- Although USD/CAD has broken bullishly out of its eight month trading range, the near-term upside is limited from an interest rate perspective. A weaker CAD removes an important factor that had helped keep Canadian inflationary pressures under control. With monetary policy already stimulative, the BoC is unlikely to corroborate market expectations of at least one rate cut by year end.
- BoC is likely to disappoint the market by failing to corroborate rate cut expectations, as the BoC already considers policy to be accommodative. This will provide some resistance to USD/CAD rallies from the interest rate perspective.
- CAD, the BoC’s inflation fighting co-pilot for the past few years, has abandoned ship. USD/CAD
has declined by 15.6% since 6 November 2007, easing some of the intense pressure on the
Canadian factory and posing an upside risk to the Canadian/US finished goods factory price ratio.
GDP rebound expected, albeit only moderately
CAD is set to outperform the crosses during the remainder of the year as the ex-North American world is exhibiting increasing signs of trouble. While the risk of a technical recession in economies such as Germany, France, UK, Japan and New Zealand looms large, Canada’s economy is expected to
rebound squashing any talks of a technical recession. However, the recovery in H2 is expected to be painfully slow, with overall growth still well below potential of 2.75%. However, in relative terms, the Canadian economy would look quite stellar. The need to cut interest rates would thus also be much less pressing in Canada than in, for example, the UK and New Zealand.

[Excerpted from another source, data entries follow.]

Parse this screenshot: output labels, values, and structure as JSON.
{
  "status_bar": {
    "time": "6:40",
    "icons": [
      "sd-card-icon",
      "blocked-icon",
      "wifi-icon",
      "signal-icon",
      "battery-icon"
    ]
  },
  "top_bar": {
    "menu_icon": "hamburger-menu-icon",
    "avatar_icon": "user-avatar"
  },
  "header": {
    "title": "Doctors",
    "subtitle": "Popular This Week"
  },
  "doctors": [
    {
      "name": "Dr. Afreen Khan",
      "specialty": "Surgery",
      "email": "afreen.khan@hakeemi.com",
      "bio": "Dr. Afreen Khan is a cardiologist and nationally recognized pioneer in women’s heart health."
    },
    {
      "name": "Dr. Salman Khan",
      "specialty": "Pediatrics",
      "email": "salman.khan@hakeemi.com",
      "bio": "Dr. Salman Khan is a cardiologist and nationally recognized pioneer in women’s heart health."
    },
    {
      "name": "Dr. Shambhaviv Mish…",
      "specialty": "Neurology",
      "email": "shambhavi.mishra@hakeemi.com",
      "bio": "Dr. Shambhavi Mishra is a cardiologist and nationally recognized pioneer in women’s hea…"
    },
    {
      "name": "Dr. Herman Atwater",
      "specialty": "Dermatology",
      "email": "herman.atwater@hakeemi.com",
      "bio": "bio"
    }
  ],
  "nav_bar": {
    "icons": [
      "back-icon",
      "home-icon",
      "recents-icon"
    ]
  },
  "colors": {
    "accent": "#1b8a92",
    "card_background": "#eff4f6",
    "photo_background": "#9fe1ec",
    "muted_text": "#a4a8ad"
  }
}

Inflation risk in China subsiding
China’s economic growth, commodity prices and commodity base currencies are closely intertwined. Although weakness in Chinese export markets continue to pose a serious downside risk to the economy, inflation risks are subsiding. Inflation has been declining steadily since peaking at a 12-year high of 8.7% y/y in February 2008. The decline is opening the way for the PBoC to adopt a wait-and-see approach after a period of monetary tightening. Growth in post-Olympic China will likely not be allowed to fall far below 10%, limiting meaningful sell-offs in commodities and commodity-based currencies.
USD/CAD Pulls Back, But Backdrop Still Bullish
USD/CAD pulled back from overbought extremes, but has not come close to defying the bullish breakout above 1.0343. Thus pullbacks still represent medium-term opportunities to buy USD/CAD for a retest of 1.0677 and the August 2007’s 1.0862. Short-term studies are under keen consideration for the near-term direction on USD/CAD. The sell off below 1.0566 and the break below 1.0496 confirm that a short-term top is in place. The 1.0397-to-1.0413 area is key to the short-term performance. A break lower would further entrench the recent retracement. However, the backdrop is more conducive to this range providing an opportunity to buy USD/CAD for an eventual move back toward 1.0566 consistent with the medium term bullish outlook.